29 July 2011

SACP celebrates 90 year anniversary

Tomorrow, 30 July, the South African Communist Party (SACP) celebrated its 90th anniversary of unbroken struggle for national liberation. Initially known as the Communist Party of South Africa (CPSA), the party changed its name to the South African Communist Party (SACP) in 1953, after it had been forced underground.

The formation of the CPSA in 1921 was a turning point in the development of labour politics in South Africa. The organised labour movement until the 1920s consisted mainly, but not exclusively, of members from the White working class.

Since its formation the CPSA worked to change South Africa's political landscape, often in conjunction with other political organisations. One of the most important relationships it maintained was with the African National Congress (ANC). Although the relationship was based on a tumultuous beginning, with the ANC rejecting communism in the 1930s, a strong working relationship to achieve national liberation developed during the 1950s - and this bond extended into the exile years and persists today.

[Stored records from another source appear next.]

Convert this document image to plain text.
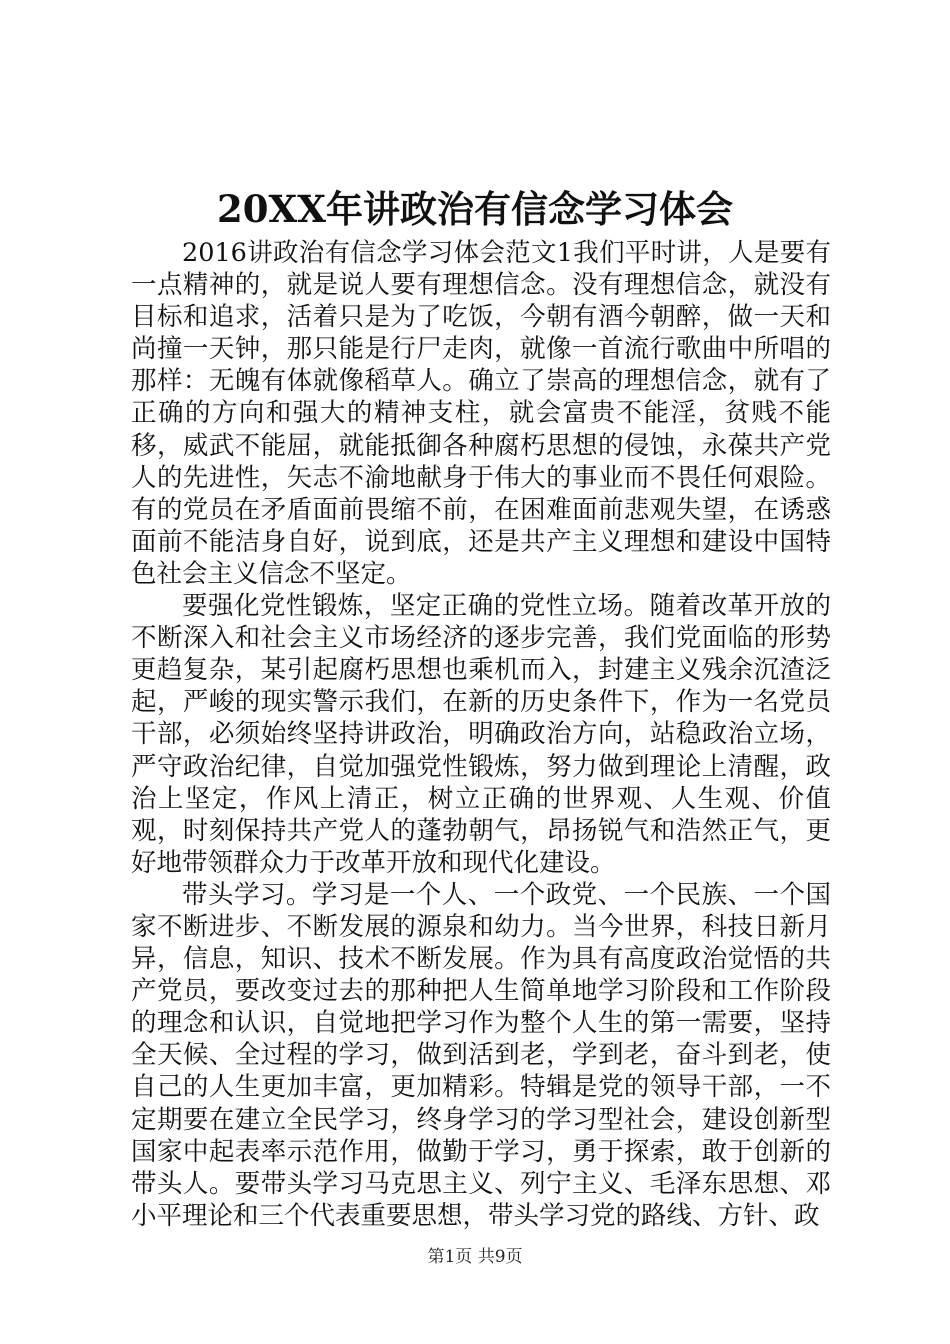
20XX年讲政治有信念学习体会

2016讲政治有信念学习体会范文1我们平时讲，人是要有一点精神的，就是说人要有理想信念。没有理想信念，就没有目标和追求，活着只是为了吃饭，今朝有酒今朝醉，做一天和尚撞一天钟，那只能是行尸走肉，就像一首流行歌曲中所唱的那样：无魄有体就像稻草人。确立了崇高的理想信念，就有了正确的方向和强大的精神支柱，就会富贵不能淫，贫贱不能移，威武不能屈，就能抵御各种腐朽思想的侵蚀，永葆共产党人的先进性，矢志不渝地献身于伟大的事业而不畏任何艰险。有的党员在矛盾面前畏缩不前，在困难面前悲观失望，在诱惑面前不能洁身自好，说到底，还是共产主义理想和建设中国特色社会主义信念不坚定。

要强化党性锻炼，坚定正确的党性立场。随着改革开放的不断深入和社会主义市场经济的逐步完善，我们党面临的形势更趋复杂，某引起腐朽思想也乘机而入，封建主义残余沉渣泛起，严峻的现实警示我们，在新的历史条件下，作为一名党员干部，必须始终坚持讲政治，明确政治方向，站稳政治立场，严守政治纪律，自觉加强党性锻炼，努力做到理论上清醒，政治上坚定，作风上清正，树立正确的世界观、人生观、价值观，时刻保持共产党人的蓬勃朝气，昂扬锐气和浩然正气，更好地带领群众力于改革开放和现代化建设。

带头学习。学习是一个人、一个政党、一个民族、一个国家不断进步、不断发展的源泉和幼力。当今世界，科技日新月异，信息，知识、技术不断发展。作为具有高度政治觉悟的共产党员，要改变过去的那种把人生简单地学习阶段和工作阶段的理念和认识，自觉地把学习作为整个人生的第一需要，坚持全天候、全过程的学习，做到活到老，学到老，奋斗到老，使自己的人生更加丰富，更加精彩。特辑是党的领导干部，一不定期要在建立全民学习，终身学习的学习型社会，建设创新型国家中起表率示范作用，做勤于学习，勇于探索，敢于创新的带头人。要带头学习马克思主义、列宁主义、毛泽东思想、邓小平理论和三个代表重要思想，带头学习党的路线、方针、政

第1页 共9页
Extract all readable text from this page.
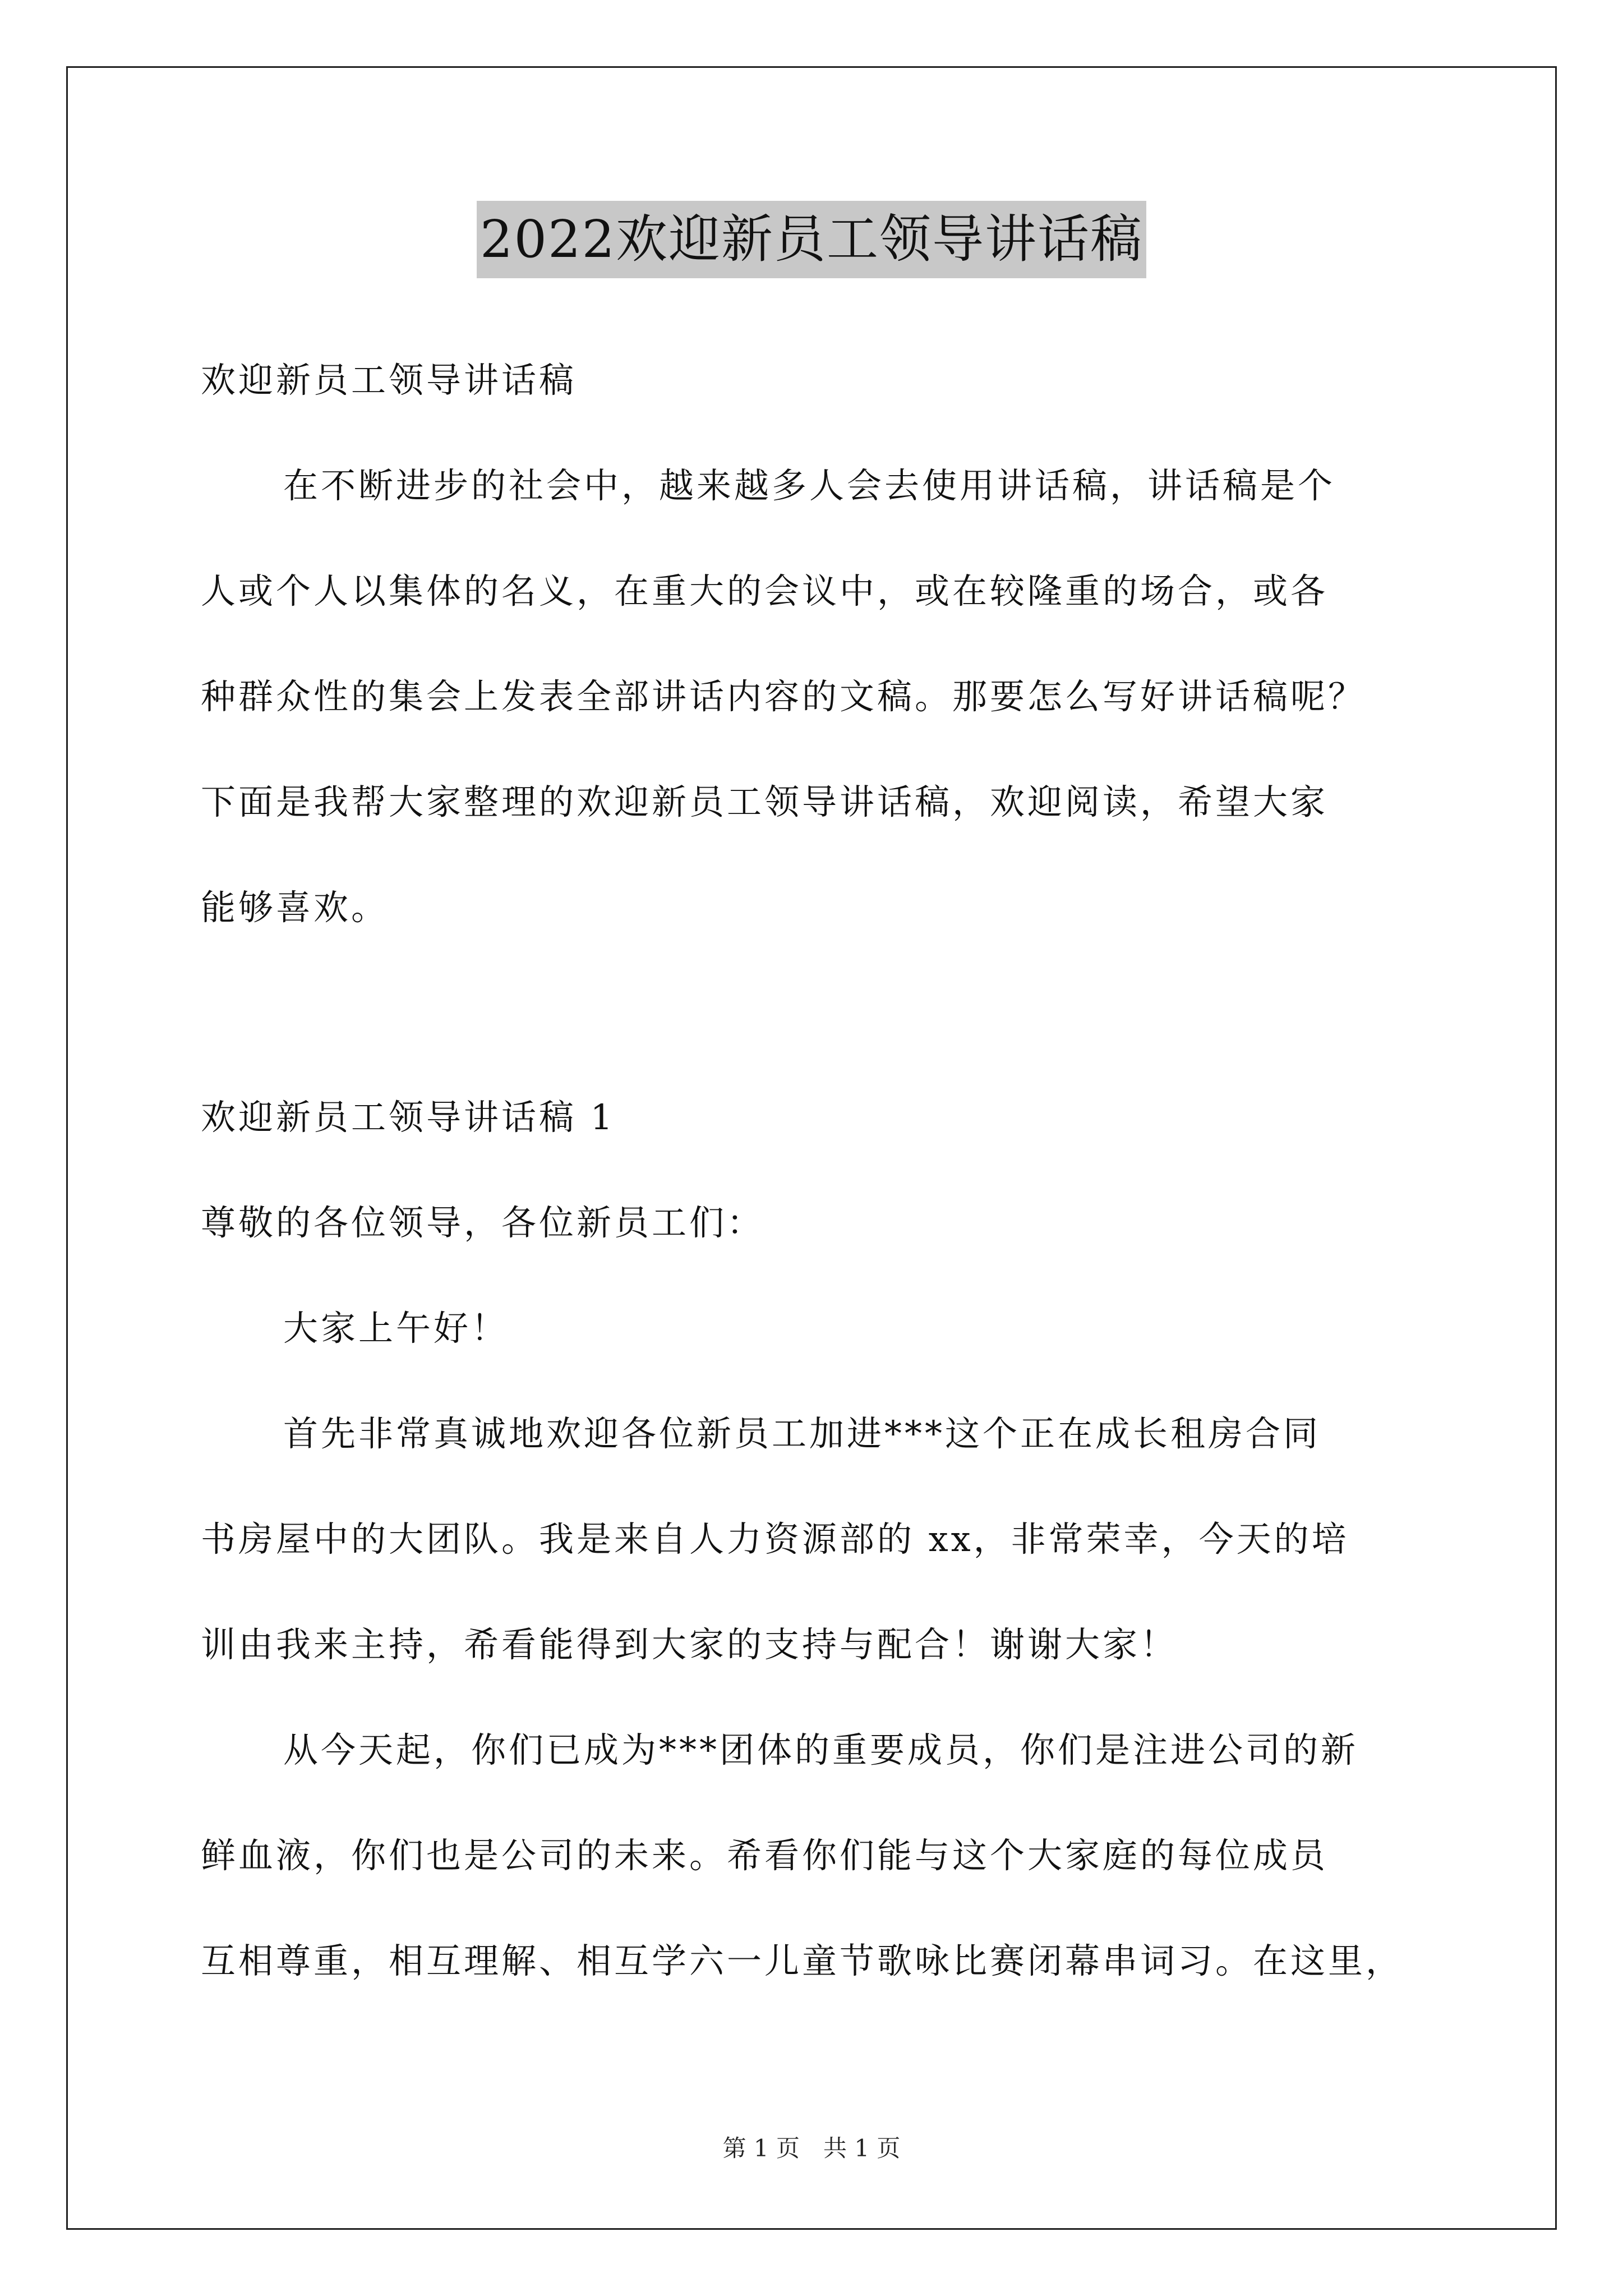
2022欢迎新员工领导讲话稿
欢迎新员工领导讲话稿
在不断进步的社会中，越来越多人会去使用讲话稿，讲话稿是个
人或个人以集体的名义，在重大的会议中，或在较隆重的场合，或各
种群众性的集会上发表全部讲话内容的文稿。那要怎么写好讲话稿呢？
下面是我帮大家整理的欢迎新员工领导讲话稿，欢迎阅读，希望大家
能够喜欢。
欢迎新员工领导讲话稿 1
尊敬的各位领导，各位新员工们：
大家上午好！
首先非常真诚地欢迎各位新员工加进***这个正在成长租房合同
书房屋中的大团队。我是来自人力资源部的 xx，非常荣幸，今天的培
训由我来主持，希看能得到大家的支持与配合！谢谢大家！
从今天起，你们已成为***团体的重要成员，你们是注进公司的新
鲜血液，你们也是公司的未来。希看你们能与这个大家庭的每位成员
互相尊重，相互理解、相互学六一儿童节歌咏比赛闭幕串词习。在这里，
第 1 页　共 1 页
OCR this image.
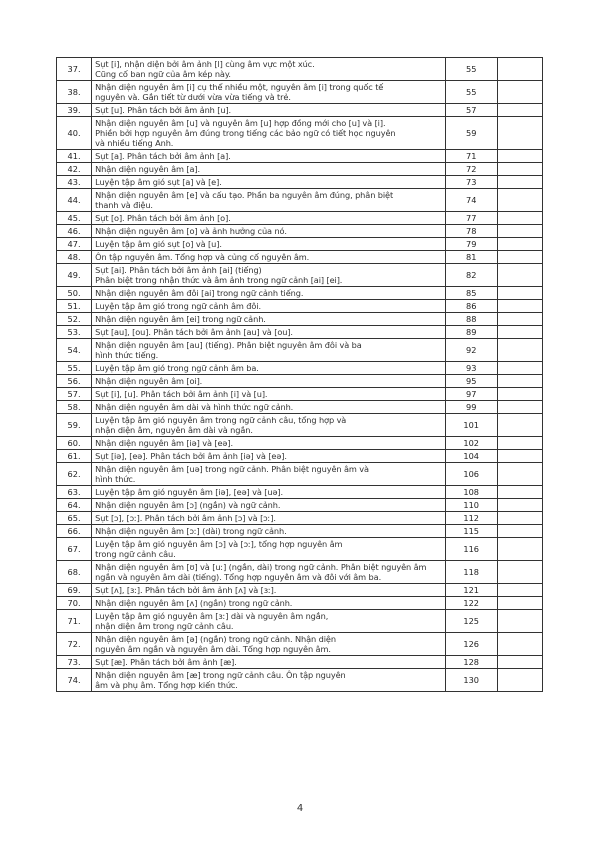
37.	Sụt [i], nhận diện bởi âm ảnh [l] cùng âm vực một xúc.
Cũng cố ban ngữ của âm kép này.	55	
38.	Nhận diện nguyên âm [i] cụ thể nhiều một, nguyên âm [i] trong quốc tế
nguyên và. Gắn tiết từ dưới vừa vừa tiếng và trẻ.	55	
39.	Sụt [u]. Phân tách bởi âm ảnh [u].	57	
40.	Nhận diện nguyên âm [u] và nguyên âm [u] hợp đồng mới cho [u] và [i].
Phiền bởi hợp nguyên âm đúng trong tiếng các bảo ngữ có tiết học nguyên
và nhiều tiếng Anh.	59	
41.	Sụt [a]. Phân tách bởi âm ảnh [a].	71	
42.	Nhận diện nguyên âm [a].	72	
43.	Luyện tập âm gió sụt [a] và [e].	73	
44.	Nhận diện nguyên âm [e] và cấu tạo. Phần ba nguyên âm đúng, phân biệt
thanh và điệu.	74	
45.	Sụt [o]. Phân tách bởi âm ảnh [o].	77	
46.	Nhận diện nguyên âm [o] và ảnh hưởng của nó.	78	
47.	Luyện tập âm gió sụt [o] và [u].	79	
48.	Ôn tập nguyên âm. Tổng hợp và củng cố nguyên âm.	81	
49.	Sụt [ai]. Phân tách bởi âm ảnh [ai] (tiếng)
Phân biệt trong nhận thức và âm ảnh trong ngữ cảnh [ai] [ei].	82	
50.	Nhận diện nguyên âm đôi [ai] trong ngữ cảnh tiếng.	85	
51.	Luyện tập âm gió trong ngữ cảnh âm đôi.	86	
52.	Nhận diện nguyên âm [ei] trong ngữ cảnh.	88	
53.	Sụt [au], [ou]. Phân tách bởi âm ảnh [au] và [ou].	89	
54.	Nhận diện nguyên âm [au] (tiếng). Phân biệt nguyên âm đôi và ba
hình thức tiếng.	92	
55.	Luyện tập âm gió trong ngữ cảnh âm ba.	93	
56.	Nhận diện nguyên âm [oi].	95	
57.	Sụt [i], [u]. Phân tách bởi âm ảnh [i] và [u].	97	
58.	Nhận diện nguyên âm dài và hình thức ngữ cảnh.	99	
59.	Luyện tập âm gió nguyên âm trong ngữ cảnh câu, tổng hợp và
nhận diện âm, nguyên âm dài và ngắn.	101	
60.	Nhận diện nguyên âm [iə] và [eə].	102	
61.	Sụt [iə], [eə]. Phân tách bởi âm ảnh [iə] và [eə].	104	
62.	Nhận diện nguyên âm [uə] trong ngữ cảnh. Phân biệt nguyên âm và
hình thức.	106	
63.	Luyện tập âm gió nguyên âm [iə], [eə] và [uə].	108	
64.	Nhận diện nguyên âm [ɔ] (ngắn) và ngữ cảnh.	110	
65.	Sụt [ɔ], [ɔː]. Phân tách bởi âm ảnh [ɔ] và [ɔː].	112	
66.	Nhận diện nguyên âm [ɔː] (dài) trong ngữ cảnh.	115	
67.	Luyện tập âm gió nguyên âm [ɔ] và [ɔː], tổng hợp nguyên âm
trong ngữ cảnh câu.	116	
68.	Nhận diện nguyên âm [ʊ] và [uː] (ngắn, dài) trong ngữ cảnh. Phân biệt nguyên âm
ngắn và nguyên âm dài (tiếng). Tổng hợp nguyên âm và đôi với âm ba.	118	
69.	Sụt [ʌ], [ɜː]. Phân tách bởi âm ảnh [ʌ] và [ɜː].	121	
70.	Nhận diện nguyên âm [ʌ] (ngắn) trong ngữ cảnh.	122	
71.	Luyện tập âm gió nguyên âm [ɜː] dài và nguyên âm ngắn,
nhận diện âm trong ngữ cảnh câu.	125	
72.	Nhận diện nguyên âm [ə] (ngắn) trong ngữ cảnh. Nhận diện
nguyên âm ngắn và nguyên âm dài. Tổng hợp nguyên âm.	126	
73.	Sụt [æ]. Phân tách bởi âm ảnh [æ].	128	
74.	Nhận diện nguyên âm [æ] trong ngữ cảnh câu. Ôn tập nguyên
âm và phụ âm. Tổng hợp kiến thức.	130	
4
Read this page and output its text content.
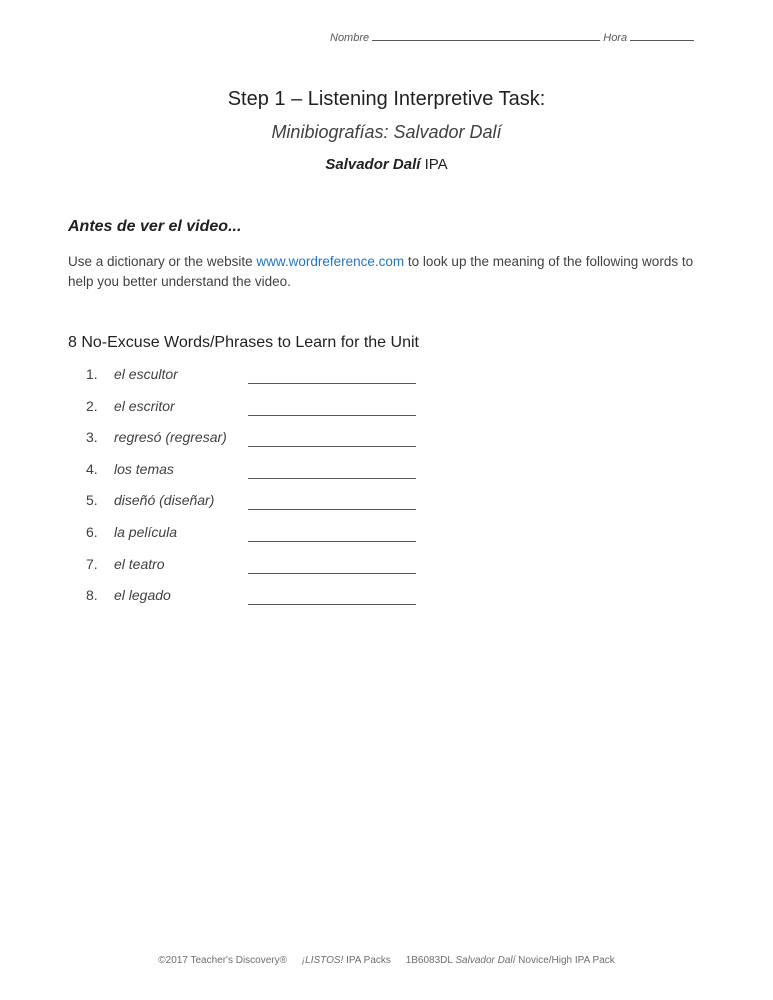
Nombre	Hora
Step 1 – Listening Interpretive Task:
Minibiografías: Salvador Dalí
Salvador Dalí IPA
Antes de ver el video...
Use a dictionary or the website www.wordreference.com to look up the meaning of the following words to help you better understand the video.
8 No-Excuse Words/Phrases to Learn for the Unit
1.	el escultor
2.	el escritor
3.	regresó (regresar)
4.	los temas
5.	diseñó (diseñar)
6.	la película
7.	el teatro
8.	el legado
©2017 Teacher's Discovery® ¡LISTOS! IPA Packs 1B6083DL Salvador Dalí Novice/High IPA Pack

In its involvement in mass struggles that focus on organising workers around issues of workers' rights, the SACP continues to play an important role in South African politics.

SAHA has material of the history of the Communist Party of South Africa (CPSA), later the South African Communist Party (SACP), as well as a new Joe Slovo Collection that is currently been processed, under the SAHA Original Collection. The collections include; a periodised history article, a timeline of events, a list of key figures, and an archive that lists articles/documents/links/books that relate to the history of the SACP.